Post-download source actions (configurable per flow)
- delete file
- move file
- rename file
- or do nothing
Transformation layer
- Optional transformations per destination:
- PII masking
- format conversion (e.g.: CSV → Parquet)
- One input file may produce multiple outputs:
- raw → destination A
- transformed → destination B
Distribution
- Deliver to multiple destination SFTP servers
- Support parallel delivery
- Different formats per destination
Operational requirements
- Replay from archive (single file, batch, time range)
- Full observability at file level (ingested, transformed, delivered, failures)
- Clear failure isolation (source vs transform vs destination)
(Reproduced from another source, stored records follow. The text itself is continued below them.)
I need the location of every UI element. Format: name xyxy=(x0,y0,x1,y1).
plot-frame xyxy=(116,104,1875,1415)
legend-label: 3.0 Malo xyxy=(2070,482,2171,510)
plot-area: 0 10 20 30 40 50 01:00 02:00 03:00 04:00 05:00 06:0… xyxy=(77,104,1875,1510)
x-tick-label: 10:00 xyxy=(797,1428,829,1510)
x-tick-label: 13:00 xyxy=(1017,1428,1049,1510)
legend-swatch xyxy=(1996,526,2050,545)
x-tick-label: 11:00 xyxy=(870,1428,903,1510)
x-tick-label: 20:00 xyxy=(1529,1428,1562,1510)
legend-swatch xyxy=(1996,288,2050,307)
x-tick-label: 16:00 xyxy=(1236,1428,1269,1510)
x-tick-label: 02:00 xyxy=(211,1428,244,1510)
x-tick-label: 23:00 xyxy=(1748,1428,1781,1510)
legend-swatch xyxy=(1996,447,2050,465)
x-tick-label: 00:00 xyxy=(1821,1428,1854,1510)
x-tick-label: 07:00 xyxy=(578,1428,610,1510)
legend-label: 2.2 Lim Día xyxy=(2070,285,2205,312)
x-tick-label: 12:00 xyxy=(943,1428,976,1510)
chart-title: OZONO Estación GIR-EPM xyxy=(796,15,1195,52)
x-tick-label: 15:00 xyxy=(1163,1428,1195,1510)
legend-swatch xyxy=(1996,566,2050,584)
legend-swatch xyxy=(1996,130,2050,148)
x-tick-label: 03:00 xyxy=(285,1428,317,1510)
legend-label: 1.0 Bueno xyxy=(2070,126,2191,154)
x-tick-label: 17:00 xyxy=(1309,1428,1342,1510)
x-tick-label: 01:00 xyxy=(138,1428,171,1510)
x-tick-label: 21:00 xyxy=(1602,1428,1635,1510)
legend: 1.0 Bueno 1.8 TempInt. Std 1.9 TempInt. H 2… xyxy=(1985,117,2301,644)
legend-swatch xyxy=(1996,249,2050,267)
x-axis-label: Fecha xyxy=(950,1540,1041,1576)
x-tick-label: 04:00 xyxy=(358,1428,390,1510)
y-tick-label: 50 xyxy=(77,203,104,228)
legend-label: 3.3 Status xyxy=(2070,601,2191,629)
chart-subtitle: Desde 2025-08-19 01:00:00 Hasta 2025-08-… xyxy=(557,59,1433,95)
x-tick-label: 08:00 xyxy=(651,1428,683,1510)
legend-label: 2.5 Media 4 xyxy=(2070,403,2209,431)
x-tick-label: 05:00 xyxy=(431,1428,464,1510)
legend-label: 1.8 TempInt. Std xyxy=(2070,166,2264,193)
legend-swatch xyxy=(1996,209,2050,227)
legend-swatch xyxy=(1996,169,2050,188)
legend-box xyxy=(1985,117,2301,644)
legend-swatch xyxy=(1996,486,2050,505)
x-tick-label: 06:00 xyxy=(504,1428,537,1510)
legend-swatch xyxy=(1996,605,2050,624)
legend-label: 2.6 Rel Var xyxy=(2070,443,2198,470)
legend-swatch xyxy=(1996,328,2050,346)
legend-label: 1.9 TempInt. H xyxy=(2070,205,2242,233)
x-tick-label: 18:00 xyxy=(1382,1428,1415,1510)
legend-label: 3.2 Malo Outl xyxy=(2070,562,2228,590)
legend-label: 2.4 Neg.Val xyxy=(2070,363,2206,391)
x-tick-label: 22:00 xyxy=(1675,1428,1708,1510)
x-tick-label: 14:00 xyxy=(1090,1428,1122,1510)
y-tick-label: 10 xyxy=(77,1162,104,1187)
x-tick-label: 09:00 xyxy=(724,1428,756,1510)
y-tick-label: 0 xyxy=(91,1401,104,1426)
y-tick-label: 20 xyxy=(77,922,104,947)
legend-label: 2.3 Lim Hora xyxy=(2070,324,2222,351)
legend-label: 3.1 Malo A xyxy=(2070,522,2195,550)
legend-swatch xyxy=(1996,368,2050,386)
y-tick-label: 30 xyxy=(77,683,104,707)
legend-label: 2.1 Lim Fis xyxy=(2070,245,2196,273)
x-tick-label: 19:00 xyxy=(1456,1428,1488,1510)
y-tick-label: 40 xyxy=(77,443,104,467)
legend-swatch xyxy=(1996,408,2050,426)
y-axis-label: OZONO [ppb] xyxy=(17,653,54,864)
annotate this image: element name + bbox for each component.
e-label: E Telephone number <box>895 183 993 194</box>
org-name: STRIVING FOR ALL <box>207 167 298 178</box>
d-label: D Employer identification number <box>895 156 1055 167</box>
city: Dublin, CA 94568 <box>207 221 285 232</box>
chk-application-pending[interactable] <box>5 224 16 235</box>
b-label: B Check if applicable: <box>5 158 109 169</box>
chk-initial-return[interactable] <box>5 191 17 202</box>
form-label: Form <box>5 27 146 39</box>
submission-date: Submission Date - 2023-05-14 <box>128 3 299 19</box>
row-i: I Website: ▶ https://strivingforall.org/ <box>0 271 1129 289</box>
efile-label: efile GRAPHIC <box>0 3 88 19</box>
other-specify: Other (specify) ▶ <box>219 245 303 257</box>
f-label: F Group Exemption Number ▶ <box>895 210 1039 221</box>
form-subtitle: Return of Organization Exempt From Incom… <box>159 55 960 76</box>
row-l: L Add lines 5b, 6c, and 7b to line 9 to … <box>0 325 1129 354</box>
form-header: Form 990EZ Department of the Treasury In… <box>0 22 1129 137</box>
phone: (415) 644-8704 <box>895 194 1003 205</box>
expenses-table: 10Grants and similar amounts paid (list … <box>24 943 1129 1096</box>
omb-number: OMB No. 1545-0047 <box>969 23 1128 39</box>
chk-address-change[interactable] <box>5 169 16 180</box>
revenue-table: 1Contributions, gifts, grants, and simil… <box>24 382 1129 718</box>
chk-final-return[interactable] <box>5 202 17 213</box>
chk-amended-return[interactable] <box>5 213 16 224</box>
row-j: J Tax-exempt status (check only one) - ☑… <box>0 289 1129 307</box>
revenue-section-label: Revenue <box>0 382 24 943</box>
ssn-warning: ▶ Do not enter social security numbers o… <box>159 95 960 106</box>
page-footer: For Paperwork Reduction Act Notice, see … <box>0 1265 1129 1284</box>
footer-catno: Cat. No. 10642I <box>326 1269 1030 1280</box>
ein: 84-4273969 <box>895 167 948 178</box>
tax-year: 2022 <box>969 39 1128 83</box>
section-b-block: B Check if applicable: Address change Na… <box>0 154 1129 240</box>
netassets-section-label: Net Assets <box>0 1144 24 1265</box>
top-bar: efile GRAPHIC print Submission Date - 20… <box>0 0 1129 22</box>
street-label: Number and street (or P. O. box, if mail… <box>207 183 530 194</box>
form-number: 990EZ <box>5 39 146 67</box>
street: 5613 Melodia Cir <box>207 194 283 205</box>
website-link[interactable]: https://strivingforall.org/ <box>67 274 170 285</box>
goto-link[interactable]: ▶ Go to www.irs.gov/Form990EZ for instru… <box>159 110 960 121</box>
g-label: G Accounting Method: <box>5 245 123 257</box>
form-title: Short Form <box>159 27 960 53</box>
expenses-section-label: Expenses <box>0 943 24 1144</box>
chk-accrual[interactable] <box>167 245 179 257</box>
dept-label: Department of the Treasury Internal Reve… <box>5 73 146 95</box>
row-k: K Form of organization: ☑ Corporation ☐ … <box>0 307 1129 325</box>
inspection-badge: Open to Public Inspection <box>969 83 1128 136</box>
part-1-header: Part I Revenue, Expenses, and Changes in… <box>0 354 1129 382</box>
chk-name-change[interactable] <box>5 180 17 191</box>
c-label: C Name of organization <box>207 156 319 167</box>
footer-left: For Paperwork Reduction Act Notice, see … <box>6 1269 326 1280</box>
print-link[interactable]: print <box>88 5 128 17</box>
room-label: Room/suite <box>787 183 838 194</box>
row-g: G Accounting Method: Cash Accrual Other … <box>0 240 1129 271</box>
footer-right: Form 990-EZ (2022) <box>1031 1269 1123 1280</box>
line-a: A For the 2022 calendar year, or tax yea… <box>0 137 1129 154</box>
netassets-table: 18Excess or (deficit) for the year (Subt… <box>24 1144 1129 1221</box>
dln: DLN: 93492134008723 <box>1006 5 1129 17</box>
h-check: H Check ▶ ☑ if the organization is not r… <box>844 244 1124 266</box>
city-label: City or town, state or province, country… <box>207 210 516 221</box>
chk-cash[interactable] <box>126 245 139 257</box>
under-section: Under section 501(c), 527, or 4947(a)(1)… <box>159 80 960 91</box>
- Retry + dead-letter handling
Current approach
Right now, I’ve started by creating end-to-end flows per file type, where each Process Group contains:
- ingestion
- enrichment
- archive
- transformations
- delivery
So essentially: one Process Group = one file type pipeline
The problem
I’m already feeling this approach doesn’t scale:
- number of Process Groups grows quickly (file types × sources × directories)
- a lot of duplicated logic across flows
- hard to keep everything consistent and maintainable
- unclear how to make this truly config-driven
Also, I’m not sure where the right boundary is between:
- reusable/shared components
vs
- per-file-type logic
What I’m looking for
For those who’ve built something similar at scale:
- How would you structure this architecture in NiFi?
- Is “one PG per file type” a bad pattern long-term?
- How do you avoid flow duplication while still supporting different transformations per destination?
- How do you model
{source + directory + schedule + file type}without exploding the number of processors? - Any proven patterns for keeping this config-driven and maintainable?